Proposals for Roundtables on Coherence

by the Ecumenical Team Financing for Development

19 March 2002

Justice demands the genuine transformation of the international financial system, including the creation of new institutions, to ensure that all countries and their peoples are democratically represented and their concerns are meaningfully addressed. Ethical issues form the basis of sustainable development which is essential for peace. Financing cannot and must not be seen to be an end in itself. It must focus on people-centered planet-friendly development. Global justice demands the equitable sharing of resources to ensure a decent quality of life for all, and the redistribution of wealth and power at the systemic level to redress existing injustices. Global peace demands the shift of resources expended on military toward development.

Staying engaged requires tangible commitments and coherent policies and actions. The prevailing economic and financial systems place excessive power in the hands of international economic agencies and global financiers.

Global economic governance must be transformed so that its institutions (the IFIs and the WTO) are accountable and serve all people, not simply the wealthy and powerful.
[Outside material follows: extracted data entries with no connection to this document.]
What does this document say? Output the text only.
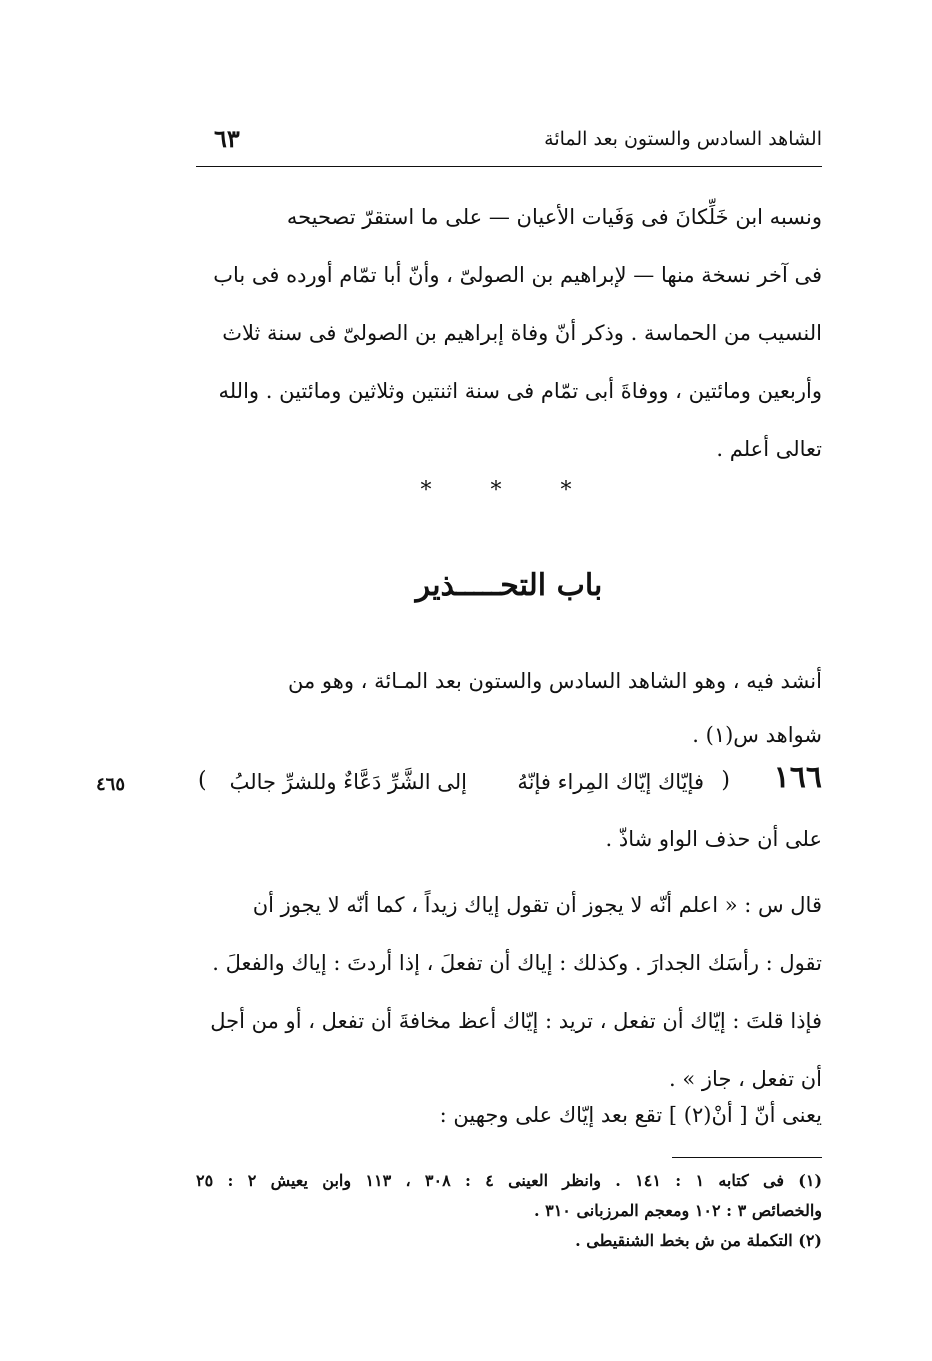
الشاهد السادس والستون بعد المائة
٦٣
ونسبه ابن خَلِّكانَ فى وَفَيات الأعيان — على ما استقرّ تصحيحه
فى آخر نسخة منها — لإبراهيم بن الصولىّ ، وأنّ أبا تمّام أورده فى باب
النسيب من الحماسة . وذكر أنّ وفاة إبراهيم بن الصولىّ فى سنة ثلاث
وأربعين ومائتين ، ووفاةَ أبى تمّام فى سنة اثنتين وثلاثين ومائتين . والله
تعالى أعلم .
* * *
باب التحـــــذير
أنشد فيه ، وهو الشاهد السادس والستون بعد المـائة ، وهو من
شواهد س(١) .
١٦٦
(
فإيّاك إيّاك المِراء فإنّهُ
إلى الشَّرِّ دَعَّاءٌ وللشرِّ جالبُ
)
٤٦٥
على أن حذف الواو شاذّ .
قال س : « اعلم أنّه لا يجوز أن تقول إياك زيداً ، كما أنّه لا يجوز أن
تقول : رأسَك الجدارَ . وكذلك : إياك أن تفعلَ ، إذا أردتَ : إياك والفعلَ .
فإذا قلتَ : إيّاك أن تفعل ، تريد : إيّاك أعظ مخافةَ أن تفعل ، أو من أجل
أن تفعل ، جاز » .
يعنى أنّ [ أنْ(٢) ] تقع بعد إيّاك على وجهين :
(١) فى كتابه ١ : ١٤١ . وانظر العينى ٤ : ٣٠٨ ، ١١٣ وابن يعيش ٢ : ٢٥
والخصائص ٣ : ١٠٢ ومعجم المرزبانى ٣١٠ .
(٢) التكملة من ش بخط الشنقيطى .
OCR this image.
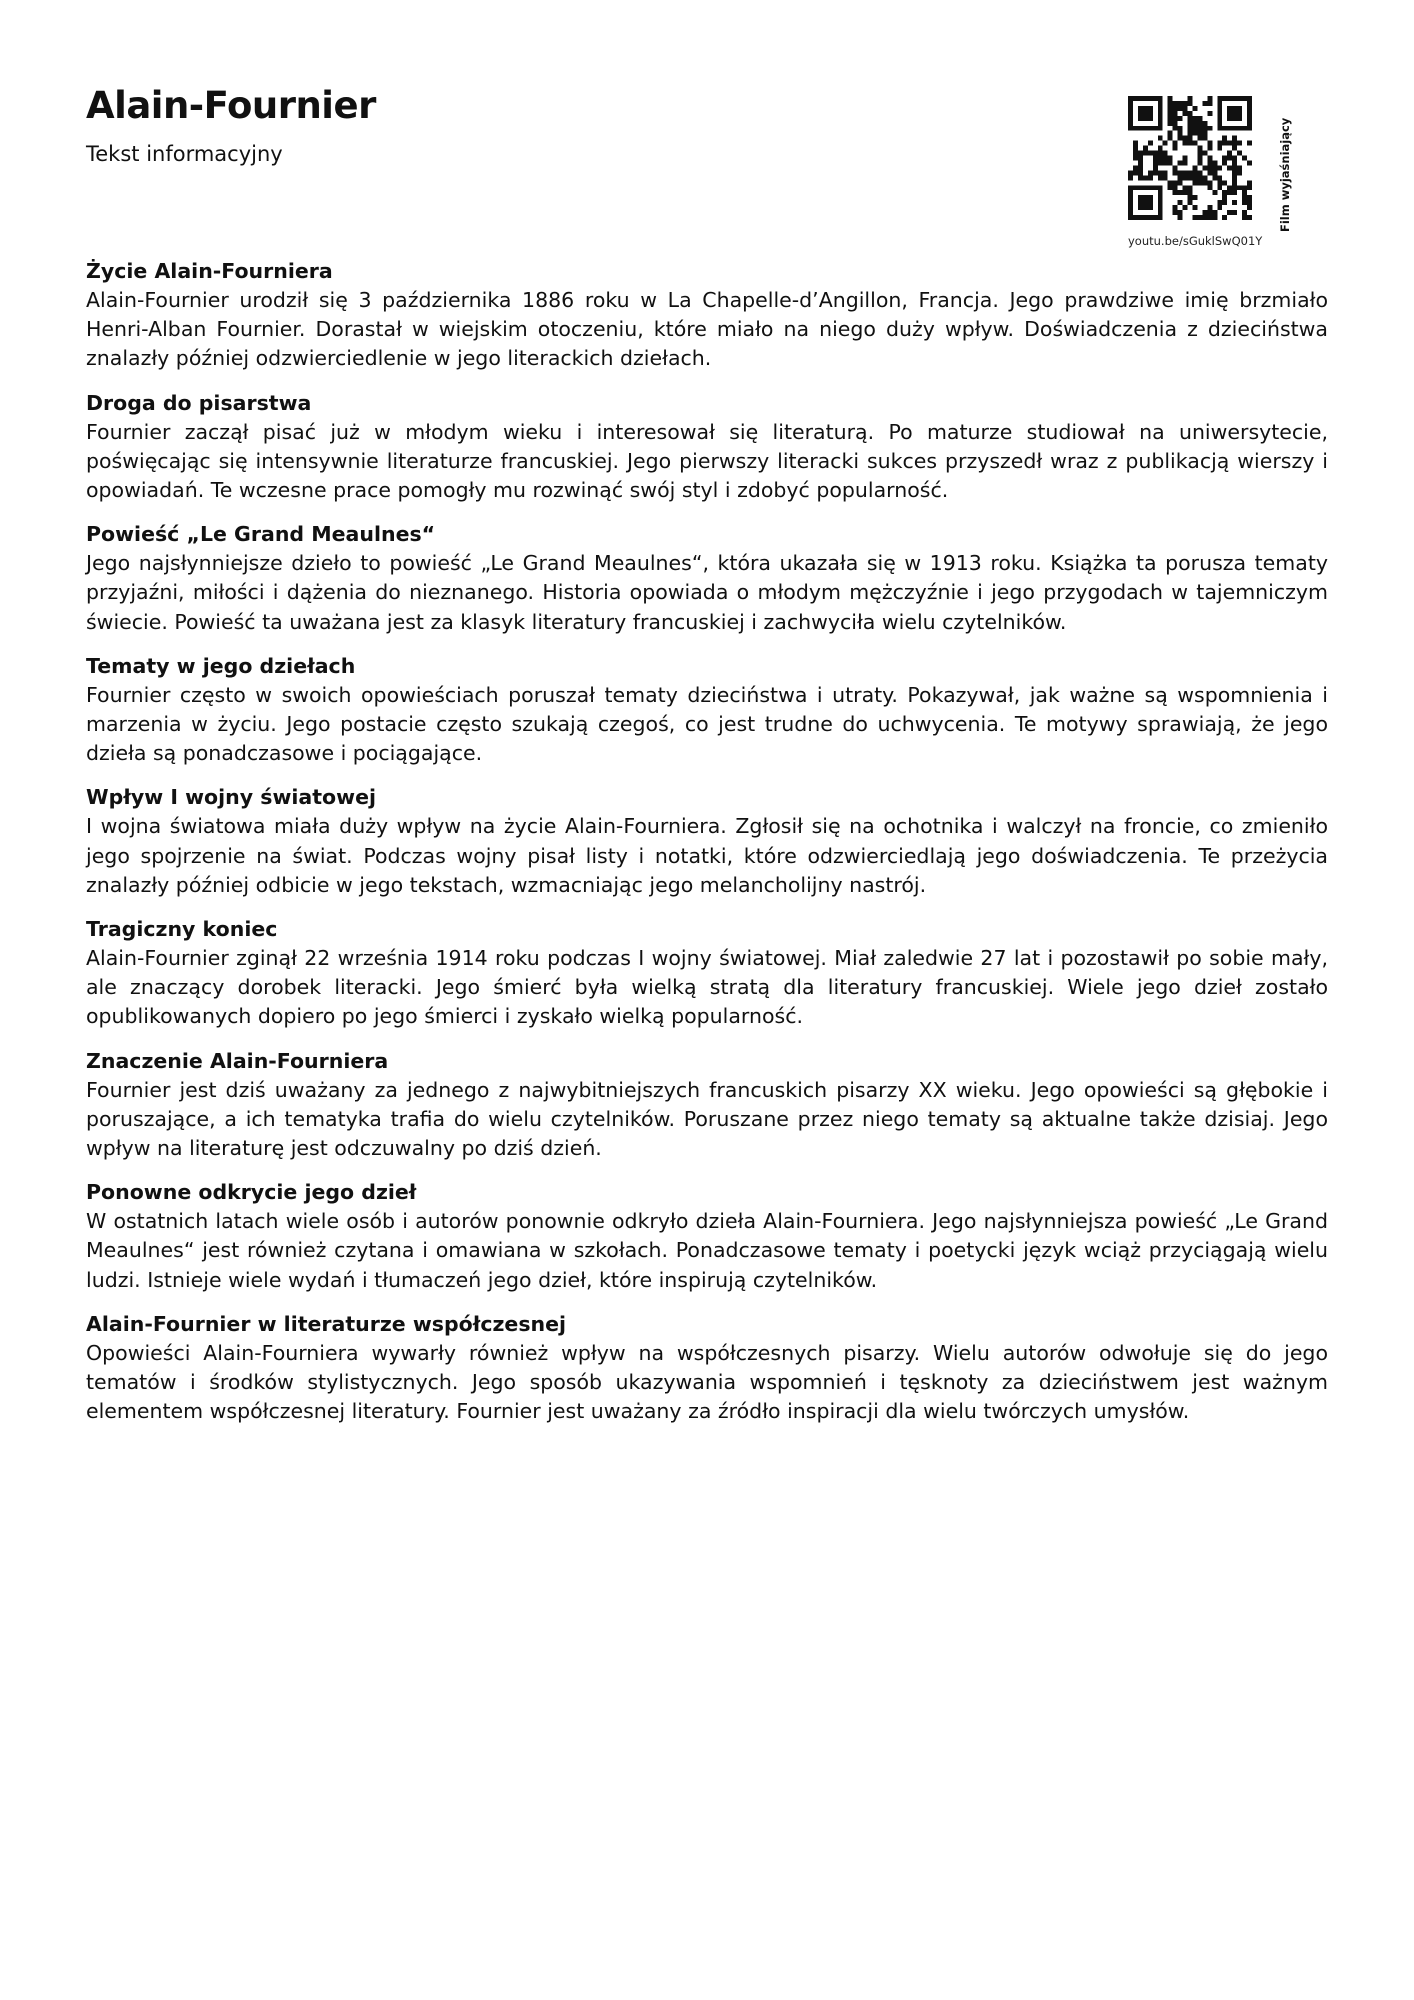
Alain-Fournier

Tekst informacyjny

youtu.be/sGuklSwQ01Y
Film wyjaśniający
Życie Alain-Fourniera

Alain-Fournier urodził się 3 października 1886 roku w La Chapelle-d’Angillon, Francja. Jego prawdziwe imię brzmiało Henri-Alban Fournier. Dorastał w wiejskim otoczeniu, które miało na niego duży wpływ. Doświadczenia z dzieciństwa znalazły później odzwierciedlenie w jego literackich dziełach.

Droga do pisarstwa

Fournier zaczął pisać już w młodym wieku i interesował się literaturą. Po maturze studiował na uniwersytecie, poświęcając się intensywnie literaturze francuskiej. Jego pierwszy literacki sukces przyszedł wraz z publikacją wierszy i opowiadań. Te wczesne prace pomogły mu rozwinąć swój styl i zdobyć popularność.

Powieść „Le Grand Meaulnes“

Jego najsłynniejsze dzieło to powieść „Le Grand Meaulnes“, która ukazała się w 1913 roku. Książka ta porusza tematy przyjaźni, miłości i dążenia do nieznanego. Historia opowiada o młodym mężczyźnie i jego przygodach w tajemniczym świecie. Powieść ta uważana jest za klasyk literatury francuskiej i zachwyciła wielu czytelników.

Tematy w jego dziełach

Fournier często w swoich opowieściach poruszał tematy dzieciństwa i utraty. Pokazywał, jak ważne są wspomnienia i marzenia w życiu. Jego postacie często szukają czegoś, co jest trudne do uchwycenia. Te motywy sprawiają, że jego dzieła są ponadczasowe i pociągające.

Wpływ I wojny światowej

I wojna światowa miała duży wpływ na życie Alain-Fourniera. Zgłosił się na ochotnika i walczył na froncie, co zmieniło jego spojrzenie na świat. Podczas wojny pisał listy i notatki, które odzwierciedlają jego doświadczenia. Te przeżycia znalazły później odbicie w jego tekstach, wzmacniając jego melancholijny nastrój.

Tragiczny koniec

Alain-Fournier zginął 22 września 1914 roku podczas I wojny światowej. Miał zaledwie 27 lat i pozostawił po sobie mały, ale znaczący dorobek literacki. Jego śmierć była wielką stratą dla literatury francuskiej. Wiele jego dzieł zostało opublikowanych dopiero po jego śmierci i zyskało wielką popularność.

Znaczenie Alain-Fourniera

Fournier jest dziś uważany za jednego z najwybitniejszych francuskich pisarzy XX wieku. Jego opowieści są głębokie i poruszające, a ich tematyka trafia do wielu czytelników. Poruszane przez niego tematy są aktualne także dzisiaj. Jego wpływ na literaturę jest odczuwalny po dziś dzień.

Ponowne odkrycie jego dzieł

W ostatnich latach wiele osób i autorów ponownie odkryło dzieła Alain-Fourniera. Jego najsłynniejsza powieść „Le Grand Meaulnes“ jest również czytana i omawiana w szkołach. Ponadczasowe tematy i poetycki język wciąż przyciągają wielu ludzi. Istnieje wiele wydań i tłumaczeń jego dzieł, które inspirują czytelników.

Alain-Fournier w literaturze współczesnej

Opowieści Alain-Fourniera wywarły również wpływ na współczesnych pisarzy. Wielu autorów odwołuje się do jego tematów i środków stylistycznych. Jego sposób ukazywania wspomnień i tęsknoty za dzieciństwem jest ważnym elementem współczesnej literatury. Fournier jest uważany za źródło inspiracji dla wielu twórczych umysłów.
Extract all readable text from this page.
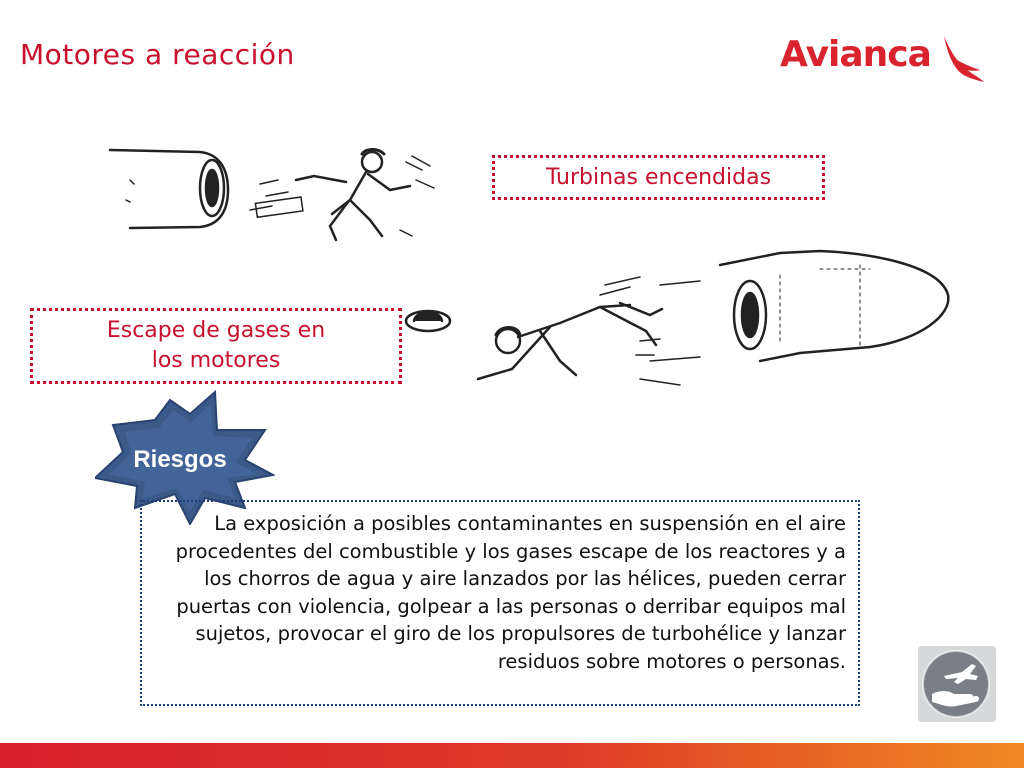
Motores a reacción	Avianca
Turbinas encendidas
Escape de gases en
los motores
Riesgos
La exposición a posibles contaminantes en suspensión en el aire procedentes del combustible y los gases escape de los reactores y a los chorros de agua y aire lanzados por las hélices, pueden cerrar puertas con violencia, golpear a las personas o derribar equipos mal sujetos, provocar el giro de los propulsores de turbohélice y lanzar residuos sobre motores o personas.
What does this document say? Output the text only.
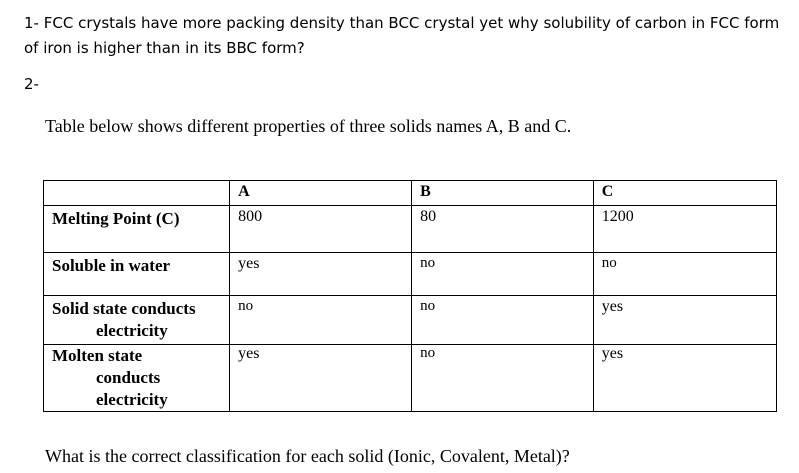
1- FCC crystals have more packing density than BCC crystal yet why solubility of carbon in FCC form of iron is higher than in its BBC form?
2-
Table below shows different properties of three solids names A, B and C.
	A	B	C
Melting Point (C)	800	80	1200
Soluble in water	yes	no	no
Solid state conducts
electricity	no	no	yes
Molten state
conducts
electricity	yes	no	yes
What is the correct classification for each solid (Ionic, Covalent, Metal)?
Genuine and just coherence requires commitment to:

  • The principle of democratization of the international financial system, to include:
    • Full participation of civil society, without exclusion, in economic, social and political decision-making at all levels
    • Strengthening ECOSOC's capacity to exercise its responsibility in the domains of development, economics, finance, trade, and social policy
    • Democratizing the Bretton Woods institutions and the WTO
    • Establishing within the UN system a global forum on taxation, to initiate new forms of taxes, including Currency Transaction Taxes, to control the devastating volatility on vulnerable populations and economies;
    • National and international efforts to counteract excessive tax competition, tax evasion, corruption and money-laundering.
    • Creating a global council at the highest political level to provide leadership on issues of global governance.
  • The Jubilee principle of a fresh start, a pre-condition to real coherence, to include:
    • Immediate cancellation of the external debt of the poorest countries
    • Substantial debt reduction for heavily indebted middle-income countries
    • The establishment of an independent, participatory and fair debt arbitration mechanism which will promote ethical lending and borrowing policies.
  • The principle of the primacy of just trade, to include:
    • Immediate market access for developing countries
    • Elimination of the structural inequities in the global trading system
    • Solving the chronic problems of unequal terms of trade
    • Mutuality, transparency and public participation in future trade negotiations.
  • Corporate Social Responsibility, to include:
    • International human rights, labour and environmental law as the basis for regulatory frameworks
    • The re-institution - under ECOSOC - of the Commission on Transnational Corporations (TNCs) to establish regulatory mechanisms which address the relationship between corporate policies and practices and international obligations;
    • TNCs operating according to the principles of transparency, accountability, access to information and gender equity, with enforceable codes of conduct.
  • New Partnerships, to include:
    • Re-thinking NEPAD to ensure it includes the process and form of the original New Africa Initiative (NAI), which should first build dialogue and partnerships within Africa for an accelerated program of development led by Africans. The current version has become a casualty of a model of partnership driven by the dominant global economic forces, which themselves underlie the current economic, social and cultural crises in Africa.